4つの用語の違い

用語 意味 スコープ
デプロイ コードを環境(staging/prod)に配置・反映する技術的作業 エンジニアリング
リリース 機能をユーザーが利用可能な状態にすること プロダクト
ローンチ 新サービス・新機能を世の中に公開・告知すること ビジネス/マーケティング
カットオーバー 旧システムから新システムへ本番切替すること インフラ/運用

時系列の例

デプロイ(staging) → デプロイ(prod) → リリース(フラグON) → ローンチ(告知)
                                        ↑
                              カットオーバー(旧システム停止・新システム稼働)

それぞれの詳細

デプロイ

git push → CI/CD → サーバー反映。1日に何度も行うこともある。フィーチャーフラグで隠せばユーザーには見えない。

リリース

デプロイ済みの機能をフラグONにする、App Storeに公開するなど。「ユーザーに届く」がポイント。

ローンチ

プレスリリース、LP公開、SNS告知などを伴う。ビジネスイベントとしての側面が強い。

カットオーバー

DNS切替、DB移行、ロードバランサー切替など。旧→新の不可逆的な切替を指すことが多い。SIer文化圏でよく使われる。

リリースとカットオーバーの関係

近いが視点が違う。

  リリース カットオーバー
視点 ユーザー/プロダクト側 システム運用/インフラ側
対象 機能・バージョン システム全体
頻度 高い(週次〜日次) 低い(一度きりが多い)
可逆性 ロールバックしやすい 不可逆・大がかりな切戻し
文化圏 Web系・スタートアップ SIer・金融・エンタープライズ

「新システムを本番稼働させてユーザーに提供開始する」場面では、ほぼ同義になる。明確に違うのは以下のケース:

  • リリースだがカットオーバーではない: 既存システム上で新機能を追加公開(旧→新の切替がない)
  • カットオーバーだがリリースではない: 内部システムのインフラ移行(ユーザー向け新機能はない)

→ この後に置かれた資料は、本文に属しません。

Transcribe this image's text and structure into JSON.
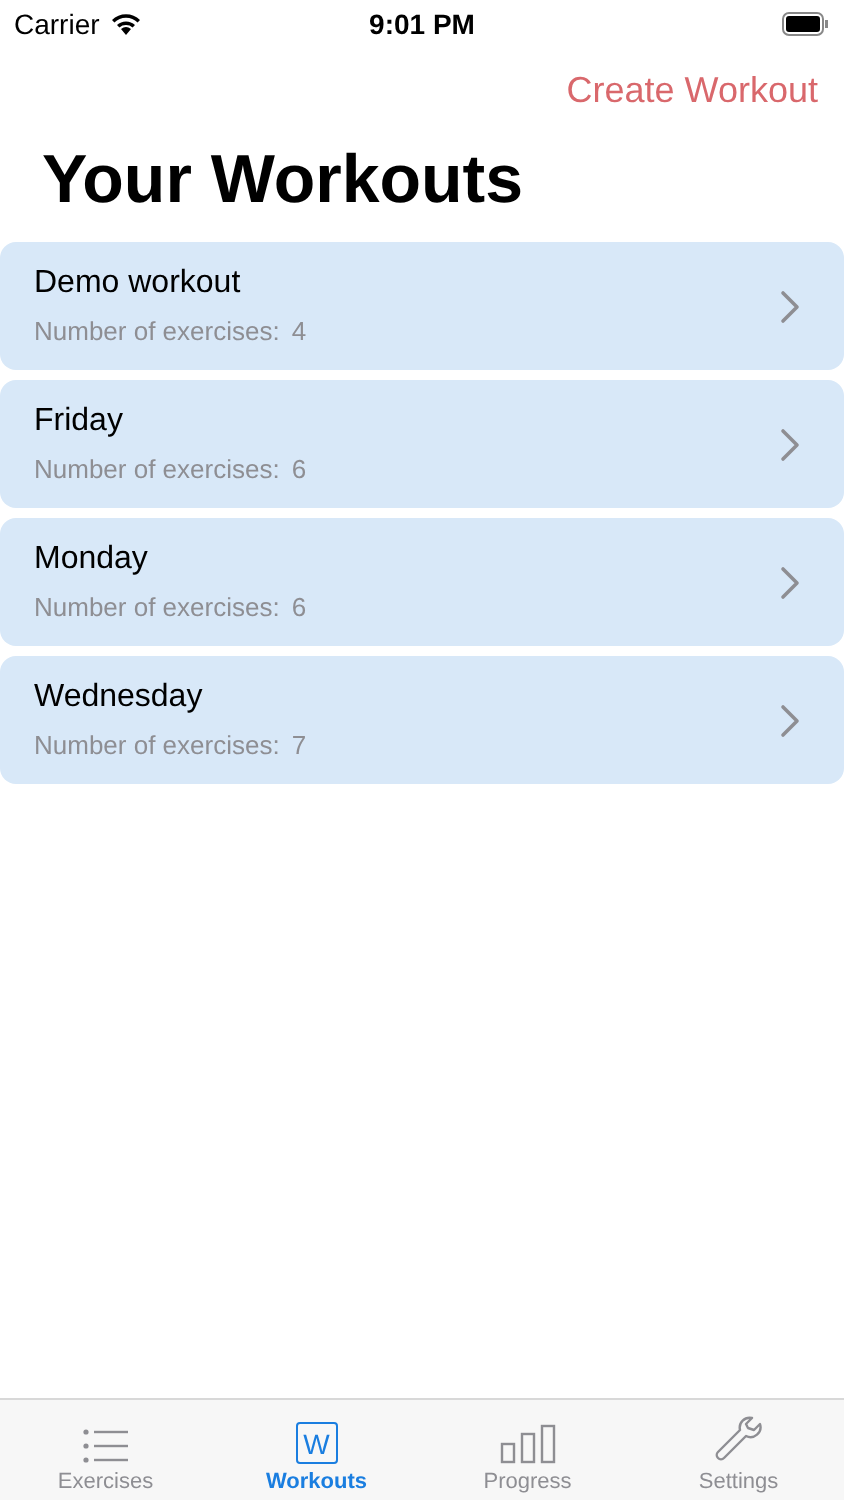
{
  "status_bar": {
    "carrier": "Carrier",
    "time": "9:01 PM"
  },
  "nav": {
    "action": "Create Workout"
  },
  "title": "Your Workouts",
  "workouts": [
    {
      "name": "Demo workout",
      "label": "Number of exercises:",
      "count": "4"
    },
    {
      "name": "Friday",
      "label": "Number of exercises:",
      "count": "6"
    },
    {
      "name": "Monday",
      "label": "Number of exercises:",
      "count": "6"
    },
    {
      "name": "Wednesday",
      "label": "Number of exercises:",
      "count": "7"
    }
  ],
  "tabs": [
    {
      "kind": "list",
      "label": "Exercises",
      "selected": false
    },
    {
      "kind": "letter",
      "icon_text": "W",
      "label": "Workouts",
      "selected": true
    },
    {
      "kind": "bars",
      "label": "Progress",
      "selected": false
    },
    {
      "kind": "wrench",
      "label": "Settings",
      "selected": false
    }
  ]
}
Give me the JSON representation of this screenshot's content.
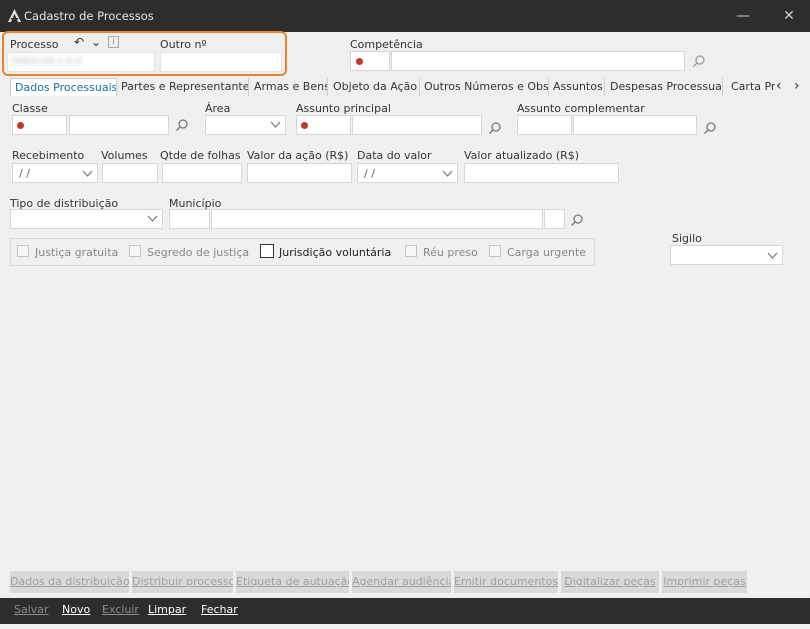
{
  "window": {
    "title": "Cadastro de Processos",
    "minimize_glyph": "—",
    "close_glyph": "✕"
  },
  "header": {
    "processo_label": "Processo",
    "processo_value": "0001/16.1.0.0",
    "undo_glyph": "↶",
    "dropdown_glyph": "⌄",
    "info_glyph": "i",
    "outro_label": "Outro nº",
    "competencia_label": "Competência"
  },
  "tabs": [
    {
      "label": "Dados Processuais"
    },
    {
      "label": "Partes e Representantes"
    },
    {
      "label": "Armas e Bens"
    },
    {
      "label": "Objeto da Ação"
    },
    {
      "label": "Outros Números e Obs."
    },
    {
      "label": "Assuntos"
    },
    {
      "label": "Despesas Processuais"
    },
    {
      "label": "Carta Pr"
    }
  ],
  "tab_scroll": {
    "left": "‹",
    "right": "›"
  },
  "form": {
    "classe_label": "Classe",
    "area_label": "Área",
    "assunto_principal_label": "Assunto principal",
    "assunto_complementar_label": "Assunto complementar",
    "recebimento_label": "Recebimento",
    "recebimento_value": " / /",
    "volumes_label": "Volumes",
    "qtde_folhas_label": "Qtde de folhas",
    "valor_acao_label": "Valor da ação (R$)",
    "data_valor_label": "Data do valor",
    "data_valor_value": " / /",
    "valor_atualizado_label": "Valor atualizado (R$)",
    "tipo_distribuicao_label": "Tipo de distribuição",
    "municipio_label": "Município",
    "sigilo_label": "Sigilo"
  },
  "checkboxes": [
    {
      "label": "Justiça gratuita"
    },
    {
      "label": "Segredo de justiça"
    },
    {
      "label": "Jurisdição voluntária"
    },
    {
      "label": "Réu preso"
    },
    {
      "label": "Carga urgente"
    }
  ],
  "actions": [
    {
      "label": "Dados da distribuição"
    },
    {
      "label": "Distribuir processo"
    },
    {
      "label": "Etiqueta de autuação"
    },
    {
      "label": "Agendar audiência"
    },
    {
      "label": "Emitir documentos"
    },
    {
      "label": "Digitalizar peças"
    },
    {
      "label": "Imprimir peças"
    }
  ],
  "footer": {
    "salvar": "Salvar",
    "novo": "Novo",
    "excluir": "Excluir",
    "limpar": "Limpar",
    "fechar": "Fechar"
  },
  "colors": {
    "titlebar": "#2d2d2d",
    "highlight_border": "#e8832a",
    "active_tab_text": "#1a6ea8",
    "required_dot": "#c0392b"
  }
}
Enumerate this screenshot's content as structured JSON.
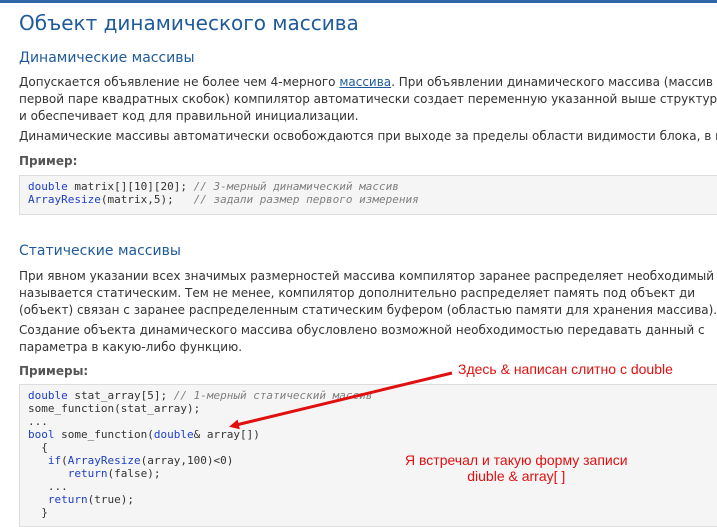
{
  "page": {
    "title": "Объект динамического массива"
  },
  "dynamic": {
    "heading": "Динамические массивы",
    "para1_line1_a": "Допускается объявление не более чем 4-мерного ",
    "para1_link": "массива",
    "para1_line1_b": ". При объявлении динамического массива (массив",
    "para1_line2": "первой паре квадратных скобок) компилятор автоматически создает переменную указанной выше структуры (д",
    "para1_line3": "и обеспечивает код для правильной инициализации.",
    "para2": "Динамические массивы автоматически освобождаются при выходе за пределы области видимости блока, в кото",
    "example_label": "Пример:",
    "code": [
      {
        "kw": "double",
        "rest": " matrix[][10][20]; ",
        "cm": "// 3-мерный динамический массив"
      },
      {
        "fn": "ArrayResize",
        "rest": "(matrix,5);   ",
        "cm": "// задали размер первого измерения"
      }
    ]
  },
  "static": {
    "heading": "Статические массивы",
    "para1_line1": "При явном указании всех значимых размерностей массива компилятор заранее распределяет необходимый",
    "para1_line2": "называется статическим. Тем не менее, компилятор дополнительно распределяет память под объект ди",
    "para1_line3": "(объект) связан с заранее распределенным статическим буфером (областью памяти для хранения массива).",
    "para2_line1": "Создание объекта динамического массива обусловлено возможной необходимостью передавать данный с",
    "para2_line2": "параметра в какую-либо функцию.",
    "example_label": "Примеры:",
    "code": {
      "l1_kw": "double",
      "l1_rest": " stat_array[5]; ",
      "l1_cm": "// 1-мерный статический массив",
      "l2": "some_function(stat_array);",
      "l3": "...",
      "l4_kw": "bool",
      "l4_a": " some_function(",
      "l4_kw2": "double",
      "l4_b": "& array[])",
      "l5": "  {",
      "l6_kw": "if",
      "l6_a": "(",
      "l6_fn": "ArrayResize",
      "l6_b": "(array,100)<0)",
      "l7_kw": "return",
      "l7_rest": "(false);",
      "l8": "   ...",
      "l9_kw": "return",
      "l9_rest": "(true);",
      "l10": "  }"
    }
  },
  "annotations": {
    "note1": "Здесь & написан слитно с double",
    "note2_line1": "Я встречал и такую форму записи",
    "note2_line2": "diuble & array[ ]",
    "color": "#e01010"
  }
}
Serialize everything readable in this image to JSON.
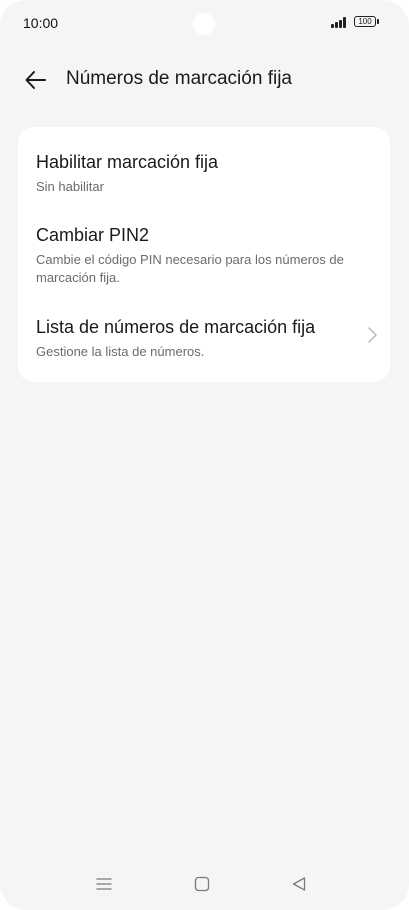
{
  "status_bar": {
    "time": "10:00",
    "battery": "100",
    "icons": [
      "signal-icon",
      "battery-icon"
    ]
  },
  "header": {
    "title": "Números de marcación fija",
    "back_icon": "arrow-left-icon"
  },
  "settings": {
    "items": [
      {
        "title": "Habilitar marcación fija",
        "subtitle": "Sin habilitar"
      },
      {
        "title": "Cambiar PIN2",
        "subtitle": "Cambie el código PIN necesario para los números de marcación fija."
      },
      {
        "title": "Lista de números de marcación fija",
        "subtitle": "Gestione la lista de números.",
        "icon": "chevron-right-icon"
      }
    ]
  },
  "nav_bar": {
    "icons": [
      "menu-icon",
      "home-icon",
      "back-triangle-icon"
    ]
  },
  "colors": {
    "background": "#f5f5f5",
    "card": "#ffffff",
    "primary_text": "#1a1a1a",
    "secondary_text": "#6b6b6b"
  }
}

一言で言えば、リリースは「何を届けるか」、カットオーバーは「どう切り替えるか」。

本番デプロイ=リリースではないのか

多くの現場では「本番デプロイ = リリース」として区別しないことが普通。フィーチャーフラグを使わない開発フローでは、本番デプロイした瞬間にユーザーに届くので事実上同じ。

区別が生まれるのは以下の場面:

  • フィーチャーフラグ運用: デプロイ済みだがフラグOFFなので未リリース
  • モバイルアプリ: ストアに提出(デプロイ) → 審査通過 → 公開(リリース)が別タイミング
  • 段階的ロールアウト: 1%のユーザーにデプロイ済みだが、全体リリースはまだ

こういう仕組みがなければ、デプロイ=リリースで実質的に正しい。

日本特有の使われ方

「カットオーバー」は和製英語に近く、海外では go-livecutover migration と言うことが多い。日本のSIer・金融系では「カットオーバー日」=本番稼働日として広く使われている。